La tarda Guerra Fredda stava perfezionando le strategie del terrore dopo un primo excursus ai confini ultimi dell’apocalisse. Dopo la fine della “strategia del terrore”, con la caduta delle ideologie e delle politiche comuniste, lo stesso “terrore” si è trasformato in capacità di acquisire prestigio da parte delle nazioni. Una reputazione internazionale intesa come potenza di determinare gli equilibri politici globali:

«L’arma atomica ha generato per la sua potenza una strategia di deterrenza a volte invocata come una nuova condizione di pace, spesso chiamata “l’equilibrio del terrore”. Come sappiamo, questo stesso equilibrio suscita il desiderio di possedere l’arma nucleare per diventare a propria volta un agente di tale equilibrio, sarebbe a dire, una minaccia di terrore. Da questo terrore, sia detto di passaggio, ci si potrebbe domandare, che legami non percepiti esso intrattenga con quello che chiamiamo “terrorismo”, il quale ha d’altronde preceduto l’arma nucleare. In generale si può dire che il terrore designi un’assenza o un oltrepassamento del rapporto: esso si esercita, solo, non dà inizio ad alcuna relazione»

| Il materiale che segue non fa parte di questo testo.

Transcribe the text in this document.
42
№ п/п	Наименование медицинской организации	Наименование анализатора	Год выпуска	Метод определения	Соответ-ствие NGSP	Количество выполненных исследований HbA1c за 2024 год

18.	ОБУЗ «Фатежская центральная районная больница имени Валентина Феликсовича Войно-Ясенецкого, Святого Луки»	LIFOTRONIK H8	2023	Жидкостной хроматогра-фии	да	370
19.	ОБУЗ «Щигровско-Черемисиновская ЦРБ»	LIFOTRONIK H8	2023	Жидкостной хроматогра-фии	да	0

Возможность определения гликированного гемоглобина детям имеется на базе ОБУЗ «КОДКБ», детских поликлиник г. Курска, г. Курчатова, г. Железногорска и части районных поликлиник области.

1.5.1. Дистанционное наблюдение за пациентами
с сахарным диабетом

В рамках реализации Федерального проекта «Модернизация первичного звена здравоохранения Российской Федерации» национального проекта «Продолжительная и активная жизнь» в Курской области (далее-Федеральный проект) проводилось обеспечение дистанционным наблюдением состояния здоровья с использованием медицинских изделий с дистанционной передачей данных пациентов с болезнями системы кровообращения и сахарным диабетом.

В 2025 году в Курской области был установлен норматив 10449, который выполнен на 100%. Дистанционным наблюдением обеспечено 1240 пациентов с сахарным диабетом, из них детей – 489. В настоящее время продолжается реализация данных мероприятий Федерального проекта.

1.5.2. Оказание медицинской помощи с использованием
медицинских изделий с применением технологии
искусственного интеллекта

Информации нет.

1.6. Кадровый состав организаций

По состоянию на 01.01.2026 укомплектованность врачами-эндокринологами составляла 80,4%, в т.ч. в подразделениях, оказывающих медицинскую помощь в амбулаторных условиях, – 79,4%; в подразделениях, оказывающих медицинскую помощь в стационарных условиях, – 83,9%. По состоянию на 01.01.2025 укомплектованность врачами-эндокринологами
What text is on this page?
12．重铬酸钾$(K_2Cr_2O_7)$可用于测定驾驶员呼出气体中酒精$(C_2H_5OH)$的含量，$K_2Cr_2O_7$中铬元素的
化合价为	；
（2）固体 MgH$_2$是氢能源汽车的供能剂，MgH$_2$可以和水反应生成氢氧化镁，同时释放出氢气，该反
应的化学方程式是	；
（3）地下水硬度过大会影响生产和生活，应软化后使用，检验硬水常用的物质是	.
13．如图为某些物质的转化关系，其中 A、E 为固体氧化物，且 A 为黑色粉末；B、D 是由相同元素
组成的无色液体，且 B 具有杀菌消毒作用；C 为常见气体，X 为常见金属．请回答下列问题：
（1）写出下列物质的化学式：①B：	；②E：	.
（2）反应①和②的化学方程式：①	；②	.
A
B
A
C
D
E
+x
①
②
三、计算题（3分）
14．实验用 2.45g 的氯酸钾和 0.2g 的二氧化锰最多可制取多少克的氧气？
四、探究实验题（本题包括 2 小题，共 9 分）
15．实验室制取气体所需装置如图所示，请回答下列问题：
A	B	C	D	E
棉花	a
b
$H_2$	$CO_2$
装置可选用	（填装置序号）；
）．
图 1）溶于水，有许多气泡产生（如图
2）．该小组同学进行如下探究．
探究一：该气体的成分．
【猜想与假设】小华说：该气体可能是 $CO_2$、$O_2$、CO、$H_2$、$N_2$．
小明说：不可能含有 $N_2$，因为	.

[Jean-Luc Nancy, L’equivalenza delle catastrofi (dopo Fukushima), Mimesis, 2016, p. 41]

«L’atomo sterminava la paura / del collasso, la parola scissione…» (Transito all’ombra, p. 13), ecco, nel 1979 si ragionava sul concetto di “scissione”, sul senso spezzato, oggi siamo consapevoli dell’assenza di senso, perché la caduta è già avvenuta e non ha portato nessuna rivelazione: «captavamo i messaggi apocalittici / ma mai come segni d’appartenenza, / semmai come un ricordo già avvenuto» (Ivi, pp. 17-18), cioè come qualcosa di postumo, perché ad attenderci non è un futuro, ma un presente-futuro senza rapporto dialettico e quindi senza scissione: «Dall’azione alla reazione, non vi è alcun rapporto o relazione: c’è connessione, concordanza o discordanza, andata-e-ritorno, ma non rapporto se ciò che chiamiamo rapporto ha sempre a che fare con l’incommensurabile, con ciò che rende assolutamente non equivalenti l’uno e l’altro del rapporto» [J. L. Nancy, L’equivalenza delle catastrofi (dopo Fukushima), cit., p. 44].
Ma noi viviamo il mondo dell’equivalenza e della sostituibilità degli affetti, ecco perché il sentimento, seguendo Byung-Chul Han (Psicopolitica, nottetempo, 2016, p. 52), è una «parola rovinata» (Transito all’ombra, p. 55) e senza possibilità di narrazione, se non nella finzione («ma il racconto, qui, finge la sua apocalissi», Transito all’ombra, p. 81) che si augura di riformulare un contatto, non un senso. Eppure se ancora si vuole restare nell’ambito della percezione, occorre riconsiderare il sentire come il presupposto da cui partire per cogliere e formulare: nuove forme, immagini, immaginazione.